Cette explication peut bien suffire pour la formation & l’accroissement de la partie ligneuse du bourgeon ; mais pour celles des feuilles & des fleurs qu’il renferme, c’est un secret de la nature que l’on a tenté plusieurs fois de découvrir ; mais les solutions que l’on a données sont peut-être bien éloignées de la vérité. Nous renvoyons au mot Germe le détail de nos connoissances sur cet objet. M. M.
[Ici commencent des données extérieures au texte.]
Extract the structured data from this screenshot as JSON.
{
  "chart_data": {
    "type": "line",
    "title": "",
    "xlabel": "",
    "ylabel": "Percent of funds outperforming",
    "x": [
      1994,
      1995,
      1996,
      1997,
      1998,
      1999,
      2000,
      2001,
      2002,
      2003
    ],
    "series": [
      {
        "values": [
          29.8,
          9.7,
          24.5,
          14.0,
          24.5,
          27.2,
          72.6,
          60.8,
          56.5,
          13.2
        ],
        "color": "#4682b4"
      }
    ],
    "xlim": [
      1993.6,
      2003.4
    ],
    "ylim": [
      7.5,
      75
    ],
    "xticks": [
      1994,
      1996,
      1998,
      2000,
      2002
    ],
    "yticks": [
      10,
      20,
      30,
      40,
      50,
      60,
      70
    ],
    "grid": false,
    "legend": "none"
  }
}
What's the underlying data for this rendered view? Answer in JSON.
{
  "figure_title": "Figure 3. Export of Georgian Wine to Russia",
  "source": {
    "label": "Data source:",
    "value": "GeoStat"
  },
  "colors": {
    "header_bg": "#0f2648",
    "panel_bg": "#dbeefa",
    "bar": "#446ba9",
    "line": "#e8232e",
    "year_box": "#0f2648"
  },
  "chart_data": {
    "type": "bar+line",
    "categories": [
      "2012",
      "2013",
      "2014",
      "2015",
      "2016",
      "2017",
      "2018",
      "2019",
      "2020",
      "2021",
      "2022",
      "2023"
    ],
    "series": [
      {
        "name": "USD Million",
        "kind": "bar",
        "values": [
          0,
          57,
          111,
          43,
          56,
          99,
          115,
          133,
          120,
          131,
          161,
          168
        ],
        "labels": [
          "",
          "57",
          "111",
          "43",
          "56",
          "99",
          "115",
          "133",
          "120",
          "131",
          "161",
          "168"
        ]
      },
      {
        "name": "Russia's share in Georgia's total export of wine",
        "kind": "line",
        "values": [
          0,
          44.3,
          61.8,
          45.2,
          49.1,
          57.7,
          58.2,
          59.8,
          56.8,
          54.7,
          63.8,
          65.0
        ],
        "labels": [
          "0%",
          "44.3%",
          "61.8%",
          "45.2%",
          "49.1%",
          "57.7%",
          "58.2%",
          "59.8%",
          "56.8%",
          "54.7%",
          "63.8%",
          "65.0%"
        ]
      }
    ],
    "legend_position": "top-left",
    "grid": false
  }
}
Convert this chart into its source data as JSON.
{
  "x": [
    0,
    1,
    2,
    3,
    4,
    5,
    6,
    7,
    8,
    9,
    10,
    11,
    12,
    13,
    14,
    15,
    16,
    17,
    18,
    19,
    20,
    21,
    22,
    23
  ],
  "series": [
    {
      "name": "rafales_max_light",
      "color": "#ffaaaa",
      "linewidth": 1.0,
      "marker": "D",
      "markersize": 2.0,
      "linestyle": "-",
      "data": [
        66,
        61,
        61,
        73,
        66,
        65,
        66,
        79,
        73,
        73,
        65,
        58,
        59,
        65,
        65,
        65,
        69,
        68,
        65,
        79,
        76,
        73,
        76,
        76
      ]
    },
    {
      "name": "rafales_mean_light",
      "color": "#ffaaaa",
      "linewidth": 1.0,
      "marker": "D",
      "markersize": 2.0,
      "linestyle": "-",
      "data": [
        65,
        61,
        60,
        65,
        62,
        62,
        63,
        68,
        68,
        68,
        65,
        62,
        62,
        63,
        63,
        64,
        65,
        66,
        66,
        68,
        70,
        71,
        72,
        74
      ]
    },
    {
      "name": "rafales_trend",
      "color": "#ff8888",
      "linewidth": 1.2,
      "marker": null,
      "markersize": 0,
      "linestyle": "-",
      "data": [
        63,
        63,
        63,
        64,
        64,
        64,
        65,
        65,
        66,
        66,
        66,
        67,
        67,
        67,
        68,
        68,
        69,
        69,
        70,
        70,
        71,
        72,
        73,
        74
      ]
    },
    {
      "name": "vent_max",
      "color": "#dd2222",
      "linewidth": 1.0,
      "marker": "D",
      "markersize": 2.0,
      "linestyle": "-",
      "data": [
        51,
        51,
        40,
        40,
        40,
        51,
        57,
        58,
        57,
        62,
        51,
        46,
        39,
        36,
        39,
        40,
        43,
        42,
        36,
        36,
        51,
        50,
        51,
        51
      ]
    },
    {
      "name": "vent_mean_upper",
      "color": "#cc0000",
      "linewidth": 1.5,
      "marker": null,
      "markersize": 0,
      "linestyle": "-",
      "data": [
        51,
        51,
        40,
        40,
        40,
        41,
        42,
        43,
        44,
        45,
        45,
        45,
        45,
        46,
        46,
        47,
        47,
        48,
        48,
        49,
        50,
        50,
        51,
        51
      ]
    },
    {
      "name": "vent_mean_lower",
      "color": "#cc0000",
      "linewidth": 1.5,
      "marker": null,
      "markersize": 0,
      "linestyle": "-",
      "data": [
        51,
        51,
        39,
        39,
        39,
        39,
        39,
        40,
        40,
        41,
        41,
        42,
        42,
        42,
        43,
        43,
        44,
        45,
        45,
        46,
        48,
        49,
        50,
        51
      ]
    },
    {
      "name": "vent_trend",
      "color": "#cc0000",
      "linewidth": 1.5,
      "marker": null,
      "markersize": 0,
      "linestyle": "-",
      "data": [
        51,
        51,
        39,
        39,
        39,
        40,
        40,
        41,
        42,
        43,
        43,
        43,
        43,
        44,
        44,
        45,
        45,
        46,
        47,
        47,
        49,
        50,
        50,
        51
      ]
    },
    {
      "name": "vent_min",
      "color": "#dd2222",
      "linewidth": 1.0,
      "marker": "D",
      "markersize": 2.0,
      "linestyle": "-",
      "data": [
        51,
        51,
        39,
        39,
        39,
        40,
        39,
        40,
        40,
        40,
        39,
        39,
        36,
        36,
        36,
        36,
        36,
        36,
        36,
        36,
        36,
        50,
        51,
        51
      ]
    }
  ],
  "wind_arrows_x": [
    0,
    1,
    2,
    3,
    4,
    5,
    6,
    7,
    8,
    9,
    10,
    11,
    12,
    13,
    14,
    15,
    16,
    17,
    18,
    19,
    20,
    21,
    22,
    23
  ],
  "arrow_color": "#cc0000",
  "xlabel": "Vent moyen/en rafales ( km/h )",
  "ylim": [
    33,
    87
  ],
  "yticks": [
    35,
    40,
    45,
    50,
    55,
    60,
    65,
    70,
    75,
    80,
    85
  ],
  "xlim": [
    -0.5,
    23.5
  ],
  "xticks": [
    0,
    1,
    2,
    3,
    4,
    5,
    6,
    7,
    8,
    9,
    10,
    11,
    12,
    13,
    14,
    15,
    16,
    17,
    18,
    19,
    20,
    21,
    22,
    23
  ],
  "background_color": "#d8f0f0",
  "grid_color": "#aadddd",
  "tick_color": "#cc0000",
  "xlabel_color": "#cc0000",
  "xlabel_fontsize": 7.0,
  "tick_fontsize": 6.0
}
Il faut distinguer un second ordre de bourgeons, & appeler faux-bourgeon celui qui ne sort pas directement du bouton, mais qui perce de l’écorce ; il est toujours maigre, poreux, & n’est point assez élaboré pour donner un bon bourgeon. On doit les supprimer à la taille, à moins que la nécessité n’oblige de les conserver pour garnir des vides.

Pour mieux s’entendre & avoir des idées claires, le mot bourgeon est ordinairement accompagné d’une épithète qui désigne la manière dont il est placé sur la branche. Ainsi, on l’appelle bourgeon vertical, ou bourgeon direct, lorsqu’il est perpendiculaire à la branche ; & cette espèce de bourgeon fait ce qu’on nomme gourmand, bois gourmand, qui emporte l’arbre, absorbe une si grande quantité de séve qu’il appauvrit & extenue les autres branches. Il est absolument nécessaire de ne pas les conserver, les cas d’exception sont infiniment rares. Les bourgeons latéraux sont ceux qui croissent de droite & de gauche, & qui demandent à être conservés. Il y a encore les bourgeons antérieurs & postérieurs aux branches. Les uns & les autres doivent être abattus.

Dès que le bourgeon commence à prendre une certaine consistance, il demande à être palissé. Le grand point est de lui conserver sa direction naturelle, de ne la point forcer, de ne la point couder, ou courber, & de disposer ses bourgeons sur les places vides, en conservant entr’eux un espace proportionné. Au mot Palissage, on trouvera tout ce qui concerne cette opération.

Pour éviter toute confusion, il faut se souvenir que la jeune tige sortie du bouton se nomme bourgeon ; que si elle part du bas de la tige, elle est appellée surgeon, & drageon, si elle s’élève des racines.